Francisco Gedda questiona viabilidade do VLT
O deputado Francisco Gedda (PTN) questionou a viabilidade do processo nº 3.353/2012, que institui o grupo executivo de implantação do Programa Veículo Leve sobre Trilhos (VLT) no município de Goiânia e dá outras providências. O texto encontra-se em segunda votação em plenário. De acordo com ele, o modelo de transporte é "fracassado" e utilizado apenas em subúrbios.
"Quando eu era presidente da Metrobus, transportava-se 170 mil passageiros por dia; hoje, são 250 mil. A preocupação é grande. O que Luis Cesar Bueno disse sobre o VLT é relevante. Suas palavras são de técnicos. Sabemos hoje que o tipo de transporte é fracassado; é usado no subúrbio, onde o acúmulo de passageiros não é tão grande. Os ônibus biarticulados descaracterizaram nossa Avenida Anhanguera; pense, então, com trem de ferro", argumentou o deputado.
No teor da propositura consta também a instituição do Fundo Especial de Implantação do Programa Veículo Leve sobre Trilhos (FVLT), vinculado à Secretaria de Estado de Desenvolvimento da Região Metropolitana. Trata-se de unidade orçamentária específica, que visa garantir o custeio das despesas com a implantação do sistema de transporte urbano.

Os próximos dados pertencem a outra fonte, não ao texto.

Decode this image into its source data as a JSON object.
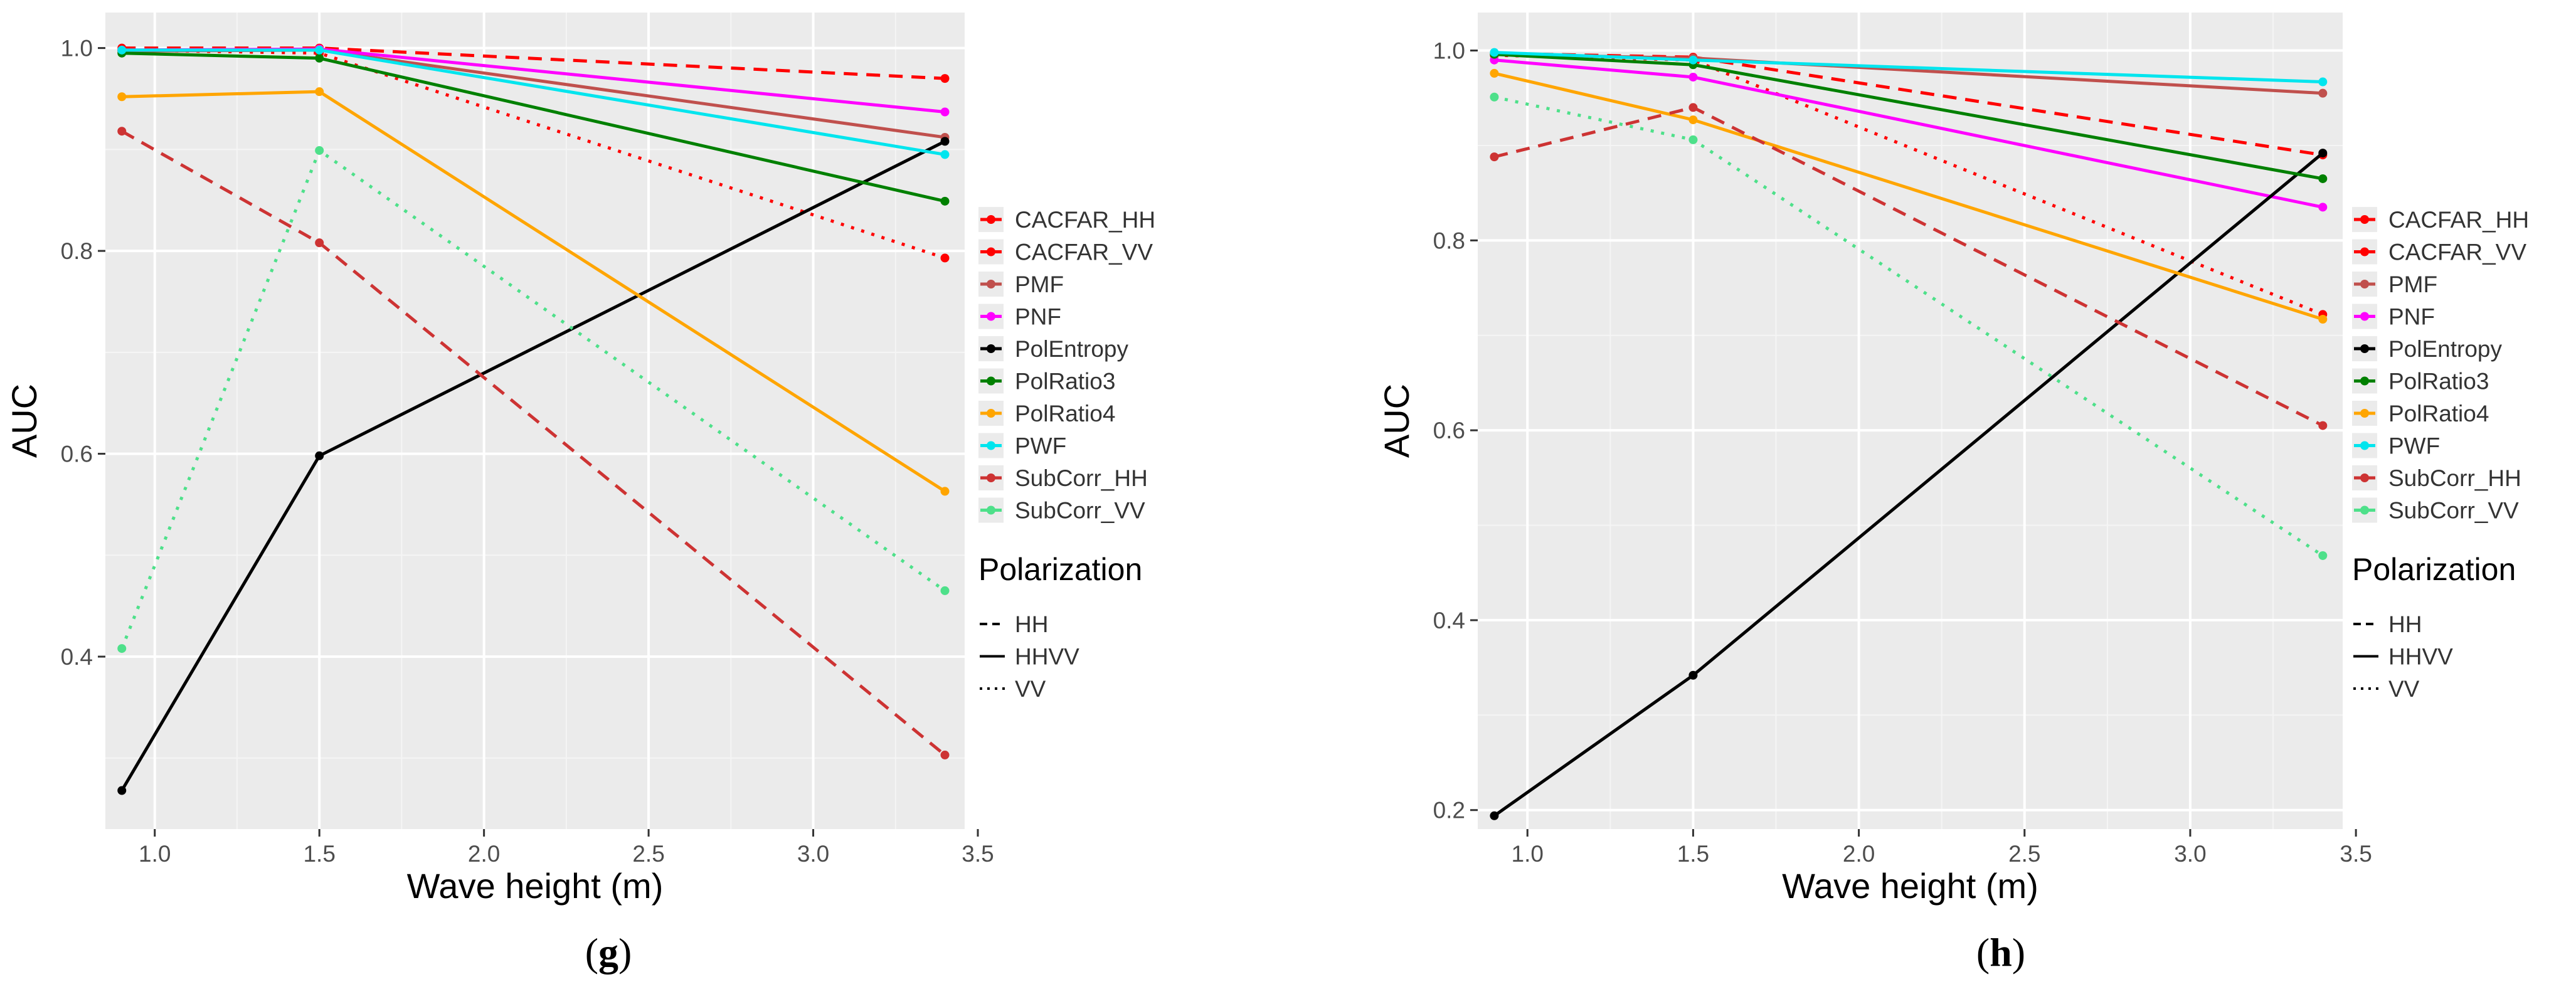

A matéria cria também os cargos de provimento em comissão correspondentes às unidades administrativas integrantes das aludidas estruturas. A proposta também solicita da Assembleia autorização para a abertura de créditos especiais até o limite de R$ 200 milhões para custeio.
Nas razões do projeto de lei, a Governadoria argumenta que a instituição do grupo executivo e respectivo fundo especial é medida necessária para o desenvolvimento do programa. "É sabido que o sistema de transporte de veículo leve sobre trilhos representa, como acontece a outras metrópoles do País, a solução mais viável, sob todos os pontos de vista, para o transporte coletivo urbano", indica a justificativa da proposta.